American Legion Thomas Tucker Post Hosts 100th Anniversary Dinner

photos by Ariana Trinidad

The American Legion Thomas Tucker Post No. 204 celebrated it’s 100th Anniversary with a dinner held at the Veteran’s Memorial Hall earlier this month. Veterans and their families enjoyed a delicious meal catered by Greg Sella and served by the ladies of the Monticola Club.

The gala celebration of the post’s first hundred years was downsized because of the COVID-19 pandemic and attendees at the event remained properly socially-distanced throughout the evening.

The Commander of the post, Larry Rogers, presented guests with a history of Susanville’s American Legion post, which has remained a vital part of our community during it’s century in existence.

“Post namesake, Native American Thomas Tucker, was a Maidu born at Big Meadows (now Lake Almanor) in 1895 who moved to Susanville at an early age, where he was raised by his aunt and uncle Cap and Emma DeHaven,” explained Rogers.

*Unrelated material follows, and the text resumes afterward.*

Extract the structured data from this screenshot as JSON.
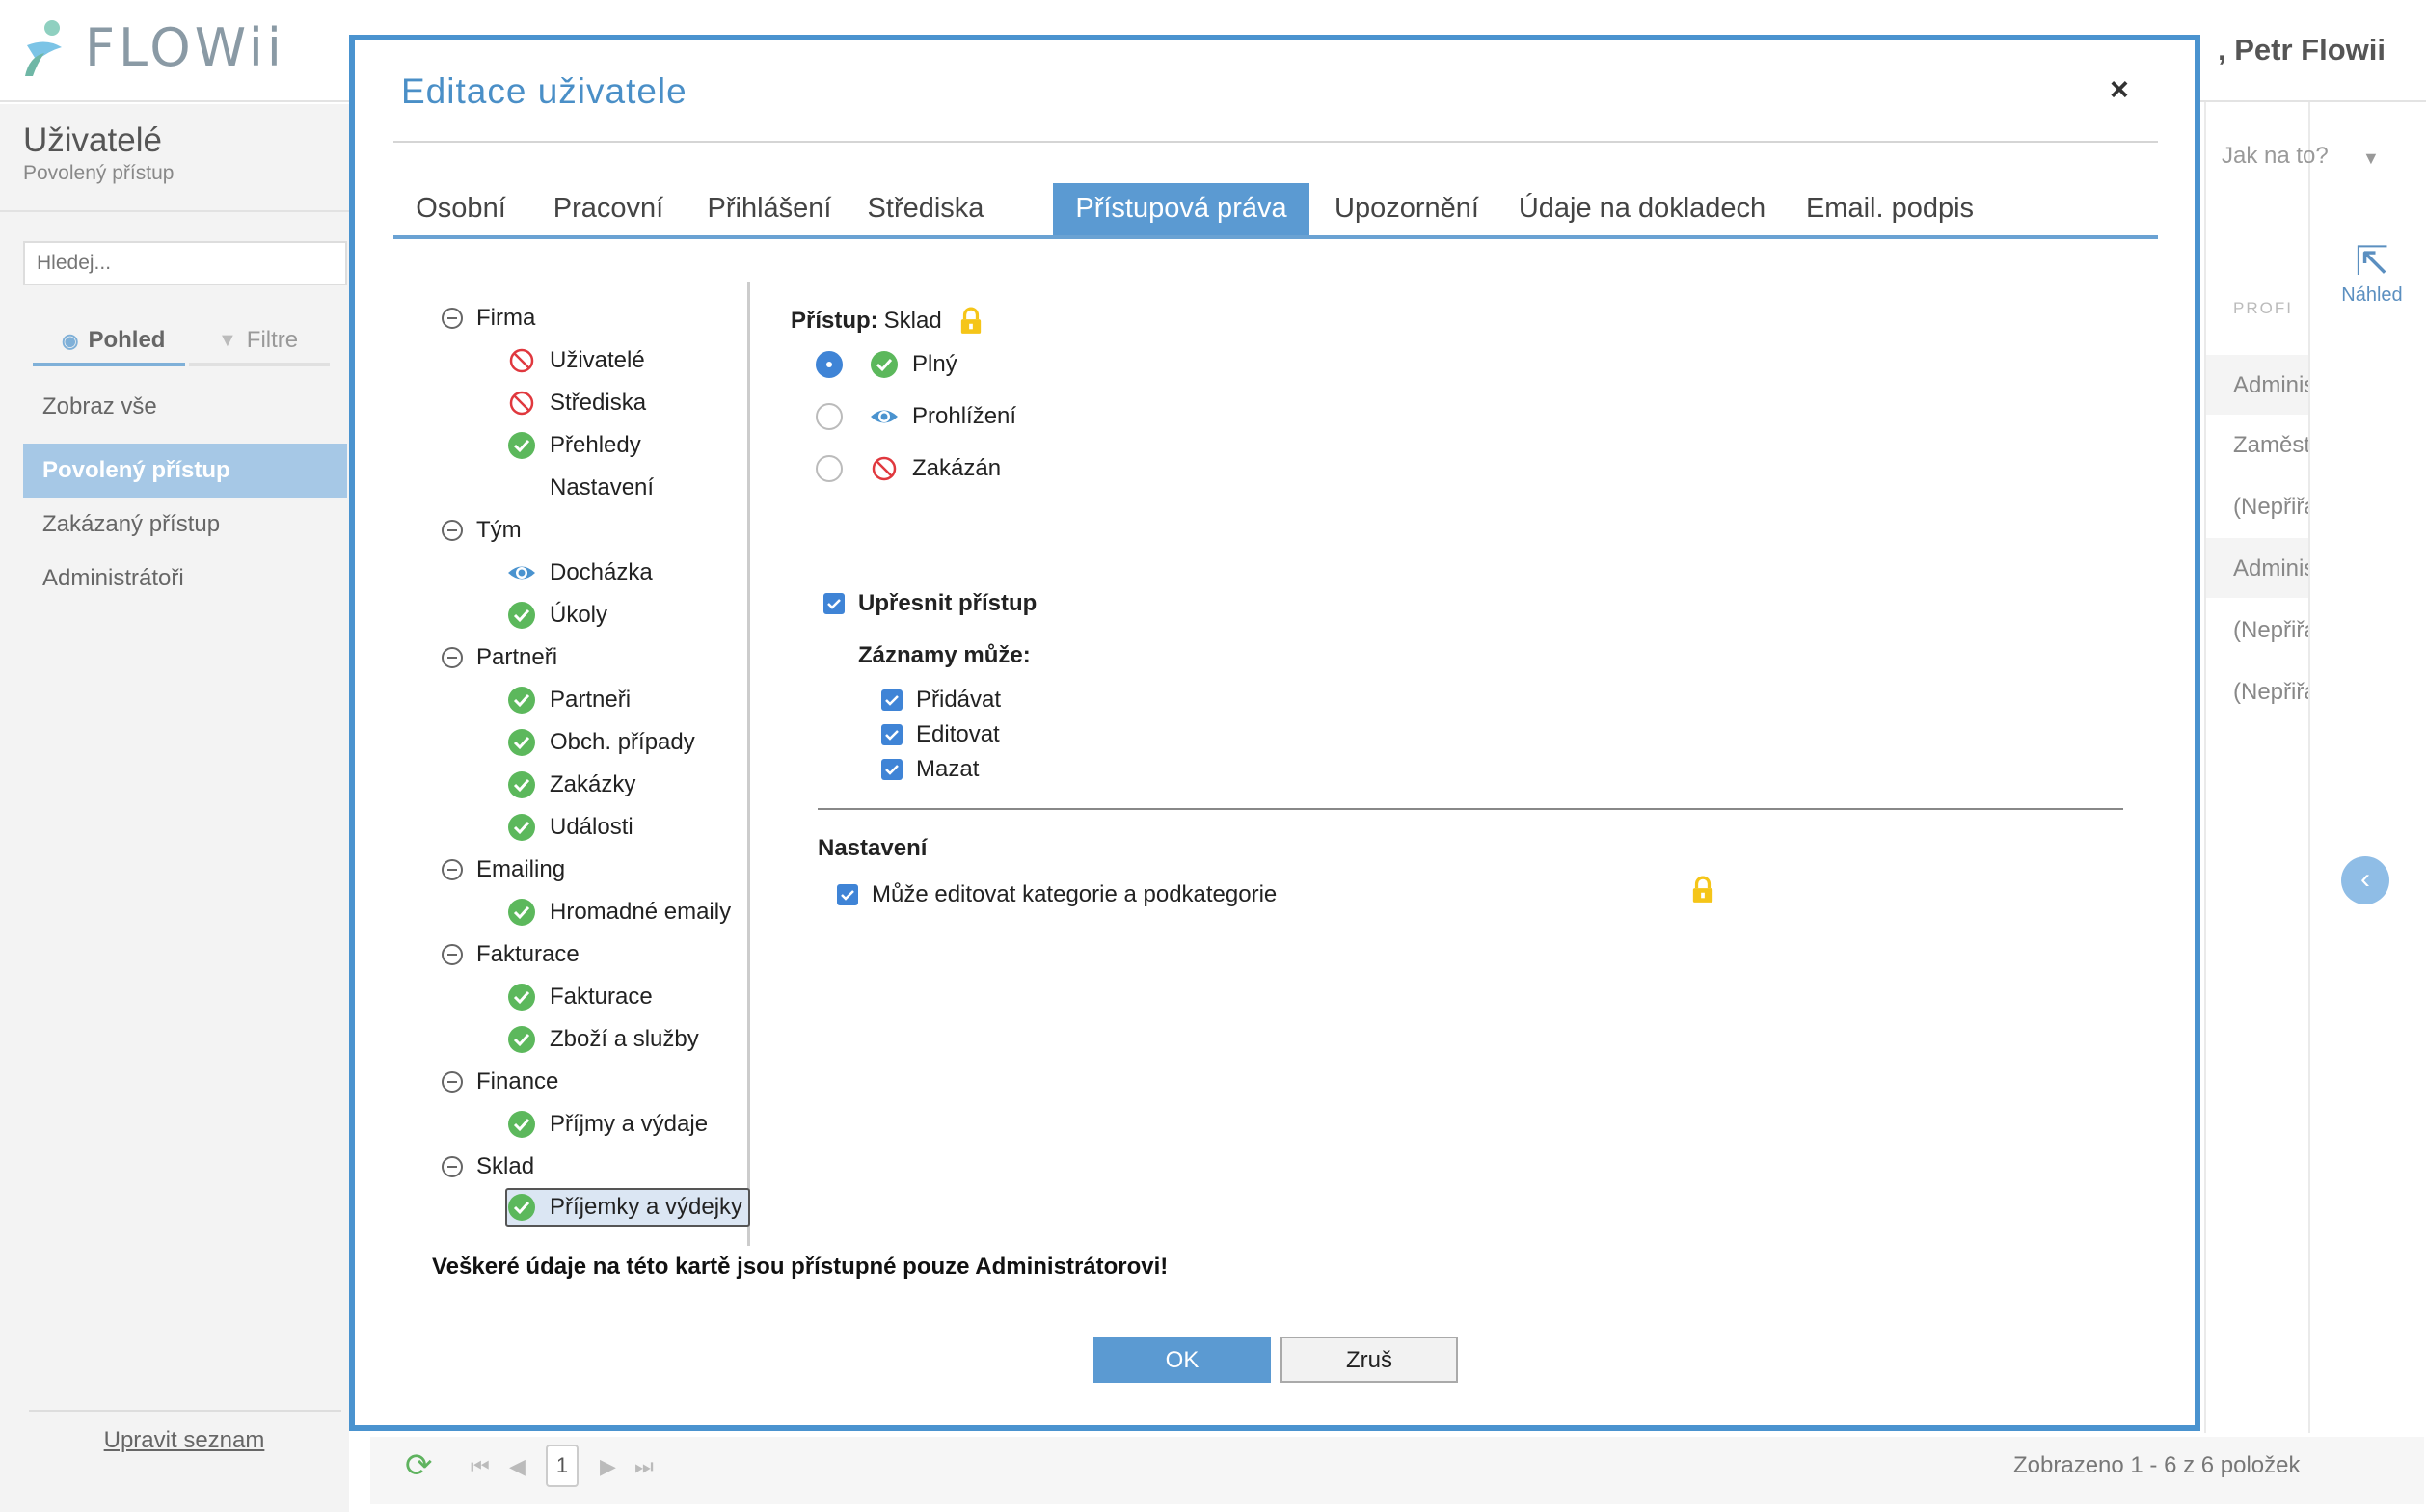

“He first attended the Greenville Indian School, where he excelled in his studies. He was noted for his gifted vocals in singing, as well as his athletic abilities.”

According to Rogers, when the U.S. entered World War I, Thomas Tucker enlisted. On the fateful day, September 28th, 1918 he was killed in action in France, becoming the first casualty from Susanville in the War.

His comrades held him in high esteem and when The American Legion Chapter was formed in 1920, it was named in his honor, Thomas Tucker Post No. 204.

“His remains were brought back from France in 1921, like so many others then, and a funeral service was held on September 25, 1921 at the Susanville Cemetery. The American Legion was instrumental and placed a fitting monument.”

In 1940, a tree was planted in his memory at the Lassen County Courthouse, and a small marker placed with his name.

Rogers also talked about another American Legion project, the Avenue of Flags, which was established in May of 1992 and was made possible through the generous donation of flags which were presented to family members during military funeral honors conducted by the American Legion Post 204 Honor Guard.

“It now consists of more than 300 flags honoring the veterans for their service to our nation,” said Rogers.

“The flags are flown at Diamond Crest Cemetery on Memorial Day and Veterans Day. Flags are on display from 8:00a.m. to 3:00p.m., weather permitting since they are not outdoor flags.”

“Great care is taken to preserve these flags and present them in memory of those who answered the call to duty to protect our freedom.”

Rogers also briefly mentioned several programs through which the Post supports veterans and community youth.